O direito naturalista (do qual a burguesia se revestiu tal qual a monarquia) se ergue com base na crença em valores elitistas, egoístas e na autonomia da vida privada, formando uma dicotomia aparente com a coexistência de um contrato social que legitima as decisões coletivas as quais submentem a todos pelo poder do Estado.

A suposta contradição ocorre da interpretação de que todos se submetem e que todos cumprem, tem direitos e são julgados de forma igualitária, quando, na realidade, esta delegação aos governos, dada para o exercício da força, seria consentida apenas por alguns cidadãos – aqueles que, se colocando na subserviência do poder do Estado, se impõem contra os demais.

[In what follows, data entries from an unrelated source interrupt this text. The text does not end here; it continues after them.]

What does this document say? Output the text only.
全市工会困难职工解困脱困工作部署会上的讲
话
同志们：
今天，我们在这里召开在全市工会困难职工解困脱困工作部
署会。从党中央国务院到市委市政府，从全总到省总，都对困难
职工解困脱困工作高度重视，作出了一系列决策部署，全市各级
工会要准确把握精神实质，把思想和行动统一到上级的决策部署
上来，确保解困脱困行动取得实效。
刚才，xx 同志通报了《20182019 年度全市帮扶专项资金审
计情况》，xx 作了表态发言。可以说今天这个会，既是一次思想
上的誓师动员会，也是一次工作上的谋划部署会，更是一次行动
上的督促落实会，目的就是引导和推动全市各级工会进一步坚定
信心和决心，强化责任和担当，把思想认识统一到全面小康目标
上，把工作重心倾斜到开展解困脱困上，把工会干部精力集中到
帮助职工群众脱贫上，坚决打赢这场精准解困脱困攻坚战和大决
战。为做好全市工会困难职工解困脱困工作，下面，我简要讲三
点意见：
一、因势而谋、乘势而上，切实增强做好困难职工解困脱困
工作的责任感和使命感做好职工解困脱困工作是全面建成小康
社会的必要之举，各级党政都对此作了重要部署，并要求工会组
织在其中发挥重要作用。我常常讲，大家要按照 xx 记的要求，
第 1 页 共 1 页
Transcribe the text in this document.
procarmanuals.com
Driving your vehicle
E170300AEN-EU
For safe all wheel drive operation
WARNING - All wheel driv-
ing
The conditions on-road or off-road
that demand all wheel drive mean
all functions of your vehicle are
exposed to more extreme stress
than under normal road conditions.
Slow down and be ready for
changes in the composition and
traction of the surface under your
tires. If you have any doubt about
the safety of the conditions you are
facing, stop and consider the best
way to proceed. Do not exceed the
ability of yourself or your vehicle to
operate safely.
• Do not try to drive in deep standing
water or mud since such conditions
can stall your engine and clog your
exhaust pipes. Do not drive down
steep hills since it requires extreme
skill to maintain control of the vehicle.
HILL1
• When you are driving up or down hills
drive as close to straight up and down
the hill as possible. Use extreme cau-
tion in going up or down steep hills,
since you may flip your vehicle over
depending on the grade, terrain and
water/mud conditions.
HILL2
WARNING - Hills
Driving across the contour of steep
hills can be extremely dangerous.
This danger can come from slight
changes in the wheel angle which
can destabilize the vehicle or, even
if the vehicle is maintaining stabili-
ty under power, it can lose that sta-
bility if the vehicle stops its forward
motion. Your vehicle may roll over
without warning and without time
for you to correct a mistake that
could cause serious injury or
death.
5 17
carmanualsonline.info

Seriam submetidos às regras constituídas pelas elites do Estado (Bourdieu), todos os demais que sejam considerados “diferentes”, seja por etnicidade, classe, gênero, religião, condição física, idade, “normalidade” clínica ou genética, ou por serem desvalidos, desconhecedores, “depravados”, “corrompidos”, não morigerados, radicais, opositores de regimes, e até mesmo por estarem no lugar ou na hora errada, enfim, qualquer um que não seja considerado “normal” pelos que detém ($) poder “dado” por condição divina, natural, ainda que não religiosa.

Portanto, as oligarquias, ao delegarem o poder a um grupo, submetem-se a si mesmos, mas não seriam submetidos à coletividade. Na realidade, tomam o poder do Estado das mãos dos reis e da religião contra todos os demais, em especial, em oposição das massas.

Ao combaterem o poder de um único monarca, conquistaram com a revolução burguesa a ampliação de direitos, e nova condição de classe, que forçou um acordo entre as antigas monarquias e as novas burguesias industriais. Ao aprisionarem Reis aos Estados constitucionais, e logo, transformando-as em Repúblicas, as oligarquias passaram a comandar as massas, sem que houvesse mudança na essência do poder.

Não obstante, nos tempos iluminados, quando no papel afirmavam estarem forjando democracias em seus territórios, enquanto a nova classe emergente oprimia as massas, defendiam a liberdade no mundo, oprimindo as demais nações. Esta é a liberdade iluminada dos liberais.